An operator-theoretical treatment of the Maskawa-Nakajima equation in the massless abelian gluon model

TL;DR

This paper uses operator theory to analyze the Maskawa-Nakajima equation in the massless abelian gluon model, revealing conditions for spontaneous chiral symmetry breaking and massless quarks based on the parameter λ.

Contribution

It provides a rigorous operator-theoretic analysis of solutions to the Maskawa-Nakajima equation, identifying parameter regimes for symmetry breaking and massless quarks.

Findings

Nonzero solutions exist for λ > 2, indicating spontaneous chiral symmetry breaking.

Unique zero solution for 0 < λ < 1, implying massless quarks and preserved symmetry.

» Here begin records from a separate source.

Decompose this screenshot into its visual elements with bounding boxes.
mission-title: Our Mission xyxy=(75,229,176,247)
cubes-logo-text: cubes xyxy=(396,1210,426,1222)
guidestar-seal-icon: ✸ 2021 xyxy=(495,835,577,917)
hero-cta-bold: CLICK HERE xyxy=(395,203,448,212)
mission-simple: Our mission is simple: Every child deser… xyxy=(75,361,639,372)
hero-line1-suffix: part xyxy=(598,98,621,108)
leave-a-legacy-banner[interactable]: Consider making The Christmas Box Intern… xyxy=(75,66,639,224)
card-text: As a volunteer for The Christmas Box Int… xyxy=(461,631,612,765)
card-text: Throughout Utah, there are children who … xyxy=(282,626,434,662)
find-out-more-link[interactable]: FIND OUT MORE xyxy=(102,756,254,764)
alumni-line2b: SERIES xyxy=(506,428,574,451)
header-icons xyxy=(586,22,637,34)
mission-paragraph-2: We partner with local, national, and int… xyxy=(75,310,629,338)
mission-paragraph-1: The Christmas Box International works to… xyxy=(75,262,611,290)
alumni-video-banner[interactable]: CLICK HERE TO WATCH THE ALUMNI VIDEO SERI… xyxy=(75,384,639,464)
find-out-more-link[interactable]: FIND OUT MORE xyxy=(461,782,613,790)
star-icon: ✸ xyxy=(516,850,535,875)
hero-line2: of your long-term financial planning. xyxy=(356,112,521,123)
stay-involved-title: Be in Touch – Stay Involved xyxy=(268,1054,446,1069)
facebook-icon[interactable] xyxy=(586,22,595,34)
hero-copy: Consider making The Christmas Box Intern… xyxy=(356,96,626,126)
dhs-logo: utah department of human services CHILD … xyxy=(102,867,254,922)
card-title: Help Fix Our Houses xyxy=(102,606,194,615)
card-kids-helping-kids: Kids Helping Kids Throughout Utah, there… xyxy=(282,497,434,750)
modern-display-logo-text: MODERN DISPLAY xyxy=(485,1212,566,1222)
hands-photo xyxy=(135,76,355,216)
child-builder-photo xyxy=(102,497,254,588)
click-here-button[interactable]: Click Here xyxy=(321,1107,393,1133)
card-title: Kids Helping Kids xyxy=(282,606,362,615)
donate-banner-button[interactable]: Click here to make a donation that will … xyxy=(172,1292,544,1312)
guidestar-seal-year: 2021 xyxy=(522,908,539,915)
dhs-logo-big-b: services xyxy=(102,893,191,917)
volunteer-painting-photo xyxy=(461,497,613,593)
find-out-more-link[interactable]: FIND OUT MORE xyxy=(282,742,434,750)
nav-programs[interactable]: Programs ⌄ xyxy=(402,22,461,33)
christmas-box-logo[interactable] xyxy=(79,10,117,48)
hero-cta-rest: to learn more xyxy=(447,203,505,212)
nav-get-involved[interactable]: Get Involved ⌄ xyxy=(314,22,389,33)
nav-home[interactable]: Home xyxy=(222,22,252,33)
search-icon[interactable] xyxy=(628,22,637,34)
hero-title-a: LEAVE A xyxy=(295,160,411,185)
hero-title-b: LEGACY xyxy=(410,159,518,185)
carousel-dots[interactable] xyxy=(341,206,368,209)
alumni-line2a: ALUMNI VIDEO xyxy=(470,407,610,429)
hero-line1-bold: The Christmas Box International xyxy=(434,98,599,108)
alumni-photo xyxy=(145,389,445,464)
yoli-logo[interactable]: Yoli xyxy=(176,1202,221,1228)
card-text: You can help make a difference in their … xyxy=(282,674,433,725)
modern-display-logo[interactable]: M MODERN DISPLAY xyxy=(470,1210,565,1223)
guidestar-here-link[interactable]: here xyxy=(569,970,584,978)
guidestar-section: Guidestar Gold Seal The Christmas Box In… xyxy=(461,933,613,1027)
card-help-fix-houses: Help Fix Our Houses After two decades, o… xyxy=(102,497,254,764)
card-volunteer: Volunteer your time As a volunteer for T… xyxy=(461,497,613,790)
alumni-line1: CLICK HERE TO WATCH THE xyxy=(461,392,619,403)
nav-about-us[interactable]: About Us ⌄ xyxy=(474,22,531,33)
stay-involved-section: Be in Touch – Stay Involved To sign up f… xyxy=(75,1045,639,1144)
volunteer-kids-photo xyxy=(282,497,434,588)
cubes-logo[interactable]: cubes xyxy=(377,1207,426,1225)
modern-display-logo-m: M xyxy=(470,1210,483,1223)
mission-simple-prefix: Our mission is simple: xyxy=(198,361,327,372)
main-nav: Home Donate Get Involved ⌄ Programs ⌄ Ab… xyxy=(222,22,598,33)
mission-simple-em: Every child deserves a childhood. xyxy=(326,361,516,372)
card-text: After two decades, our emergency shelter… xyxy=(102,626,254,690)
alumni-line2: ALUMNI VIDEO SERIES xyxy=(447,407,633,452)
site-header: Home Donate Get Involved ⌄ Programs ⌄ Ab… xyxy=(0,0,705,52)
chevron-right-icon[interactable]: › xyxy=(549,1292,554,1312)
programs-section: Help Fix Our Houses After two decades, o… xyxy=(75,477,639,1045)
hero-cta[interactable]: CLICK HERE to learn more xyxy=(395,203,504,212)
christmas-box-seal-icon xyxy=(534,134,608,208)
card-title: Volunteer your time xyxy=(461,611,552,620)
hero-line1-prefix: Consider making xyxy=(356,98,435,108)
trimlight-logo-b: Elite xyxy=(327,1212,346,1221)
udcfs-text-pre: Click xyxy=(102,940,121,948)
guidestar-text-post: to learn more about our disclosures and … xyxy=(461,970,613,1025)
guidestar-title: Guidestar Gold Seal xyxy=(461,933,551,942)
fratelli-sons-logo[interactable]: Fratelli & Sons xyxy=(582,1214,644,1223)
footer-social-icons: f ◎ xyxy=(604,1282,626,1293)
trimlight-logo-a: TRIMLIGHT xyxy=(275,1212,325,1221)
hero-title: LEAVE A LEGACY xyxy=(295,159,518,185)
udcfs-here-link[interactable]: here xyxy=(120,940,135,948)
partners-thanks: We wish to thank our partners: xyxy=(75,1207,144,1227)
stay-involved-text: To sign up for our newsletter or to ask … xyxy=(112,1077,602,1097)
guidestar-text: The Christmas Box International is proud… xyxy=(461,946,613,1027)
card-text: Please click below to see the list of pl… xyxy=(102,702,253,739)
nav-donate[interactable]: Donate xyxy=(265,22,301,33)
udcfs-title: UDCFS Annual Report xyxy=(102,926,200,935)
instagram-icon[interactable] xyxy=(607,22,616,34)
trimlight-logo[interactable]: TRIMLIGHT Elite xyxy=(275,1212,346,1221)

Solutions are infinitely differentiable and strictly decreasing in the nonzero case.

Abstract

The Maskawa-Nakajima equation has attracted considerable interest in elementary particle physics. From the viewpoint of operator theory, we study the Maskawa-Nakajima equation in the massless abelian gluon model. We first show that there is a nonzero solution to the Maskawa-Nakajima equation when the parameter $\lambda$ satisfies $\lambda>2$. Moreover, we show that the solution is infinitely differentiable and strictly decreasing. We thus conclude that the massless abelian gluon model generates the nonzero quark mass spontaneously and exhibits the spontaneous chiral symmetry breaking when $\lambda>2$. We next show that there is a unique solution $0$ to the Maskawa-Nakajima equation when $0<\lambda<1$, from which we conclude that each quark remains massless and that the model realizes the chiral symmetry when $0<\lambda<1$.